Entre temps, Raphaëlle a réussi à convaincre une collègue et amie de tenter l’aventure avec elle. « Même si l’idée était personnelle, j’ai toujours su que je ne voulais pas me lancer seule. Je considère que deux cerveaux valent mieux qu’un », assure t-elle. Et voilà comment Sandrine, ex-éditrice également, rejoint l’aventure.

Des galères et des erreurs de débutantes
Le local et l’associée trouvés, Raphaëlle prépare son business plan qu’elle présente aux banques pour une demande de prêt. « Et là, ô miracle, on me dit « oui » », rit-elle. Tout se passe bien… Mais les galères commencent. Elles déposent leur demande d’agrément à la PMI et commettent des erreurs de débutantes. « On a commencé les travaux dans le local trop tôt par rapport à la procédure de la PMI », précise t-elle. Il a donc fallu tout mettre en stand-by, revoir les plans etc.  Avec du recul, elle se dit : « si j’avais su toutes les galères que j’allais devoir affronter, je ne suis pas sûre que je me serais lancée. Il faut une certaine dose d’innocence, de naïveté, d’inconscience pour oser. C’est très important sinon on ne le fait pas. Et j’aurais eu bien tort ! ».
Neuf mois plus tard, la crèche La Marmotière ouvre ses portes à Paris dans le 9ème arrondissement. Nous sommes en septembre 2012. Elle est immédiatement remplie ! « Nous avions mis des panneaux d’affichage pendant les travaux et ça a suffit à faire notre publicité », se remémore t-elle. Ca a été la première bonne surprise ! La deuxième, c’était le recrutement, qui s’est révélé facile. « Nous avons très vite trouvé et inclus dans notre projet la directrice, éducatrice de jeunes enfants. Comme nous n’étions pas de ce milieu, nous voulions absolument avoir quelqu’un sur qui nous appuyer ». Une bonne façon de procéder puisque la professionnelle de la petite enfance les aide non seulement pour le recrutement des équipes mais aussi pour la mise en place du projet pédagogique qui doit être joint dans la demande d’agrément.
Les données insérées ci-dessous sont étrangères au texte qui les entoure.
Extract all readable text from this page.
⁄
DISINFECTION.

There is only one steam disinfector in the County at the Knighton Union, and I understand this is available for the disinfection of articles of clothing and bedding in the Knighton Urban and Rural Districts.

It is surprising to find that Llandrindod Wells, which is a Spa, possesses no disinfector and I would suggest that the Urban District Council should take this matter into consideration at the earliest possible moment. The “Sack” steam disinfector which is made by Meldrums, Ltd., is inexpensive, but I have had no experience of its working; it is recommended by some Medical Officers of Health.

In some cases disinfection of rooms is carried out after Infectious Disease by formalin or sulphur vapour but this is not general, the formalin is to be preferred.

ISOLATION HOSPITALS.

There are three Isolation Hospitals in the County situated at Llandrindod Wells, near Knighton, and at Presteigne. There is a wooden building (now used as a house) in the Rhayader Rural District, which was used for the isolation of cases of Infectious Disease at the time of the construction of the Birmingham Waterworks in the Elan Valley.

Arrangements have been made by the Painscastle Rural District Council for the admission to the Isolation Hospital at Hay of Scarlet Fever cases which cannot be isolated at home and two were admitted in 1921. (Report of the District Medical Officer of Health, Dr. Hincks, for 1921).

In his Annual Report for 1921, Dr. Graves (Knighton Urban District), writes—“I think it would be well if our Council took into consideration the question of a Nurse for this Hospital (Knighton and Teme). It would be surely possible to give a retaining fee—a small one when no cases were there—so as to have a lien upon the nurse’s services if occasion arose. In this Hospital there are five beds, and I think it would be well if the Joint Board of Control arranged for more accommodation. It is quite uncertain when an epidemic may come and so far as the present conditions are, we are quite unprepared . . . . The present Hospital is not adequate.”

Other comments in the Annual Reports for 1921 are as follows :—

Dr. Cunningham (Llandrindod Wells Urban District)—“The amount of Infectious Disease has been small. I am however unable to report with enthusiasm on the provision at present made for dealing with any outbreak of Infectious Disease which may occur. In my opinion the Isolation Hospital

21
Un nouveau projet en tête : un livre adapté aux 0-3 ans
Mais un défi n’était pas suffisant pour cette serial entrepreneure puisqu’en trois ans, elle ouvre 2 crèches supplémentaires toujours dans le 9e arrondissement. Un moyen de mutualiser certains coûts et de créer des synergies d’équipes.
Et un projet en appelant un autre, Raphaëlle renoue avec ses premières amours en lançant un livre parfaitement adapté aux enfants accueillis en structure. « Je me suis rendue compte en observant les professionnels de la petite enfance que les éditeurs passaient complètement à côté de leur cible. J’avais plusieurs idées de livre en tête et un jour, j’ai regardé comment une pro proposait les comptines aux enfants. Elle inscrivait le  texte sur une fiche cartonnée au recto et découpait dans un catalogue une image en lien avec la comptine qu’elle collait au verso. Et plastifiait le tout. Même les petits de 6 mois pouvaient alors choisir la comptine qu’ils voulaient en pointant du doigt l’image. J’ai trouvé ça absolument génial ! » s’exclame t-elle.  Voilà comment le dernier bébé de Raphaëlle est né. Elle a alors lancé une campagne sur Ulule pour soutenir son livre. Un joli projet qui fait le pont entre ses deux vies professionnelles.